Sometimes stress can get really heavy when you are a caregiver!
We can learn to see the humor in things. You never laugh at a person. You laugh with them or at a later time with friends or family who understand the difficulties you face.
When you are awakened in the middle of the night and asked “What are you doing?”. It doesn’t seem funny. Your fuzziness clears as your dad wants to know if you had decided to take a nap too. He is very cheerful and explains that he took a nap, showered and was headed to the dining room for dinner. I told him to go open his blinds and look outside. He replied,”oh my it is so dark”. I then told him his clock might say 3:30, but it is actually in the morning, not the afternoon. I then told him to go back to sleep for a bit. He informed me that he was wide awake.
I hung up the phone and called the nurse station at his assisted living facility and requested sometime pay dad a visit and encourage him to try to go back to sleep. I then complained to my husband and tried to go back to sleep myself. After a few more hours of sleep I could smile about the whole thing.
My dad had become urniary incontinent. He had always been a sharp dresser and cared about how he looked. I struggled with how to handle this situation while allowing him to keep his dignity. One Sunday he went to the bathroom and returned to the service. He was wet and he smelled. I tried my best to get him to the car, but dad was very talkative and an extreme people person. I know that smelled him.
My husband asked to handle the situation. He took my dad aside and commented that dad had always looked nice. He mentioned that perhaps dad didn’t make it to the restroom fast enough sometimes. He suggested that if dad would wear depends he might be able to hide this from everyone. People would not know and dad might not smell of urine. Dad agreed. They bought depends.
The next week I got a call that surprised me. All of my apprehesion about talking to dad was for naught. Dad had walked into my aunt’s home and proudly announced that he was wearing depends and they were wonderful. A sigh of relief crossed my face. After hanging up the phone I had a good laugh.
The next story actually involves a phone call. I got a call. The id let me know it was from my dad’s phone. He immediately let me know that his phone was not working. I asked him whose phone he called me from. He told me it was his phone. I asked what the problem was only to be told “I told you my phone is not working”. I realized this conversation reminded me of the following:
Costello: What’s the guy’s name on first base?
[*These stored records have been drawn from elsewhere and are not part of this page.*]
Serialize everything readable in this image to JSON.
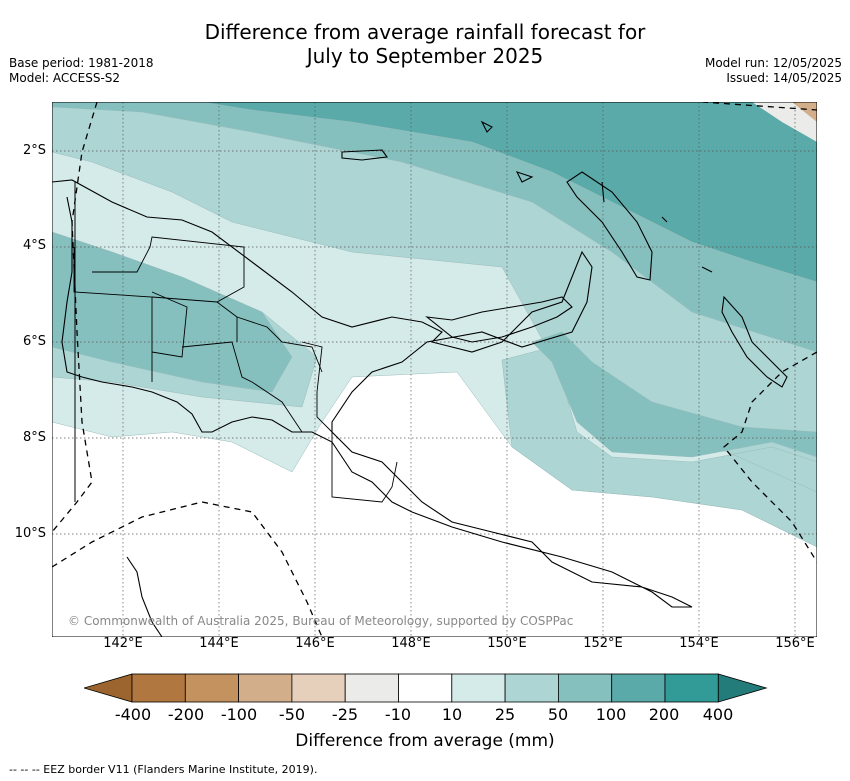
{
  "title_line1": "Difference from average rainfall forecast for",
  "title_line2": "July to September 2025",
  "base_period": "Base period: 1981-2018",
  "model": "Model: ACCESS-S2",
  "model_run": "Model run: 12/05/2025",
  "issued": "Issued: 14/05/2025",
  "lat_labels": [
    "2°S",
    "4°S",
    "6°S",
    "8°S",
    "10°S"
  ],
  "lon_labels": [
    "142°E",
    "144°E",
    "146°E",
    "148°E",
    "150°E",
    "152°E",
    "154°E",
    "156°E"
  ],
  "credit": "© Commonwealth of Australia 2025, Bureau of Meteorology, supported by COSPPac",
  "colorbar": {
    "title": "Difference from average (mm)",
    "labels": [
      "-400",
      "-200",
      "-100",
      "-50",
      "-25",
      "-10",
      "10",
      "25",
      "50",
      "100",
      "200",
      "400"
    ],
    "colors": [
      "#9c6530",
      "#b07840",
      "#c3925f",
      "#d3ae8a",
      "#e6cfbb",
      "#ebebe9",
      "#ffffff",
      "#d5ebe9",
      "#acd5d4",
      "#85c0bf",
      "#5aaaa9",
      "#329a97",
      "#237c79"
    ]
  },
  "eez_note": "-- -- -- EEZ border V11 (Flanders Marine Institute, 2019)."
}
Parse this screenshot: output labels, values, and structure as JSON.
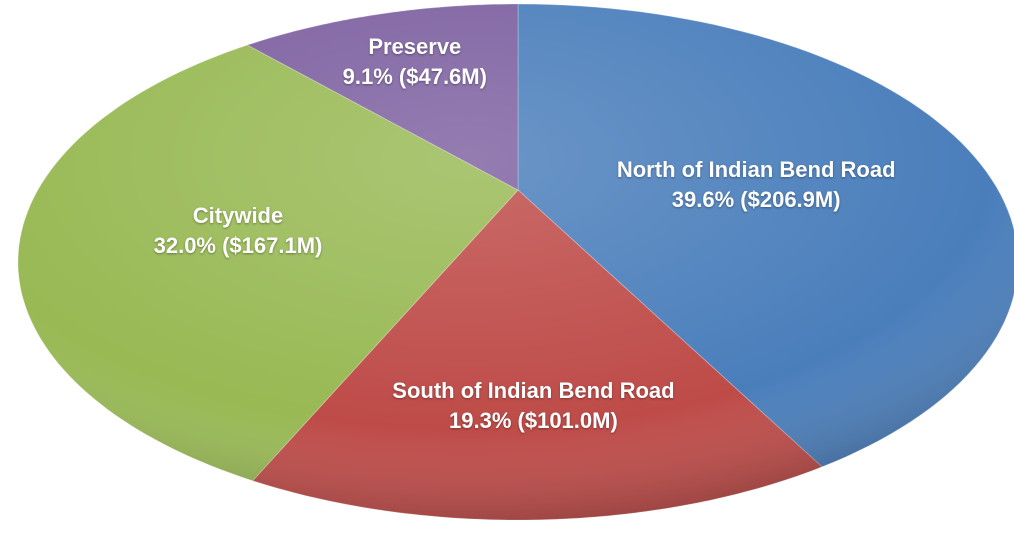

Abbott: No. What is on second.
Costello: I’m not asking you who’s on second.
Abbott: Who’s on first.
Costello: I don’t know.
Abbott: He’s on third, we’re not talking about him.
I laughed to myself and assured dad that I would come over right after lunch to check his phone. He was happy and so was I.
How do you not act surprised when a woman would get mad at her husband and throw a glasse of water at him? A friend discovered her dad had used her yeti cup to relieve himself while waiting for her in the car. What do you do when you find your clothes folded and placed in the kitchen pantry? You laugh or you cry. Choosing laughter is better.
Sometimes you cause others to laugh as they watch you deal with behaviors. Sometimes you laugh watching them deal with behaviors. I remember sitting in a hospital room with someone who ate an entire bowl of chocolate ice cream with the nurse handing them pills to swallow between bites. Satisfied that the medication was administered, the nurse turned her back. I watched as the woman promptly spit all six tablets out. After realizing she had mastered the art of cheeking pills, I then wondered how many times she had done this. My humorous thoughts about her talent dissapated as the horror of how much missing her medications had excellerated her behavior problems, falls and mental decline.
Remember it is okay to laugh as long as the person you are caring for is laughing with you. When my no nonsense mom peeked until the table giggling and waving at me I had to laugh. Her frostie had been dropped and I had climbed under the table in front of everyone to recover it. Just as I started to climb out quietly, she began to act like one of my young grandchildren. So much for sneaking out quietly and hoping no one had seen me. Hopefully, some one dealing with a parent with dementia learned humor is a great coping skill that day.
When you are out in public and your parent’s pants fall to their ankles, simply smile and pull them up. When someone with dementia reachs over and takes your ice cream, let them have it. Laugh at the calories you just skipped.

Humor is in fact a tremendously helpful coping skill. If you find something funny, don’t feel guilty.
I mean no offense to anyone but maybe God laughed as he created a platypus, an ostrich or a giraffe. As our creator, he has given us creativity. Use it to make life easier when you can.
Word for Today
A cheerful heart is good medicine, but a crushed spirit dries up the bones.
Song for Today
Prayer for Today
Dear God,
Thank you for giving me creative ideas as I navigate caregiving. Help me to choose to laugh and enjoy life when I can. Guide me as to when laughter is appropriate and when I need to be sensitive.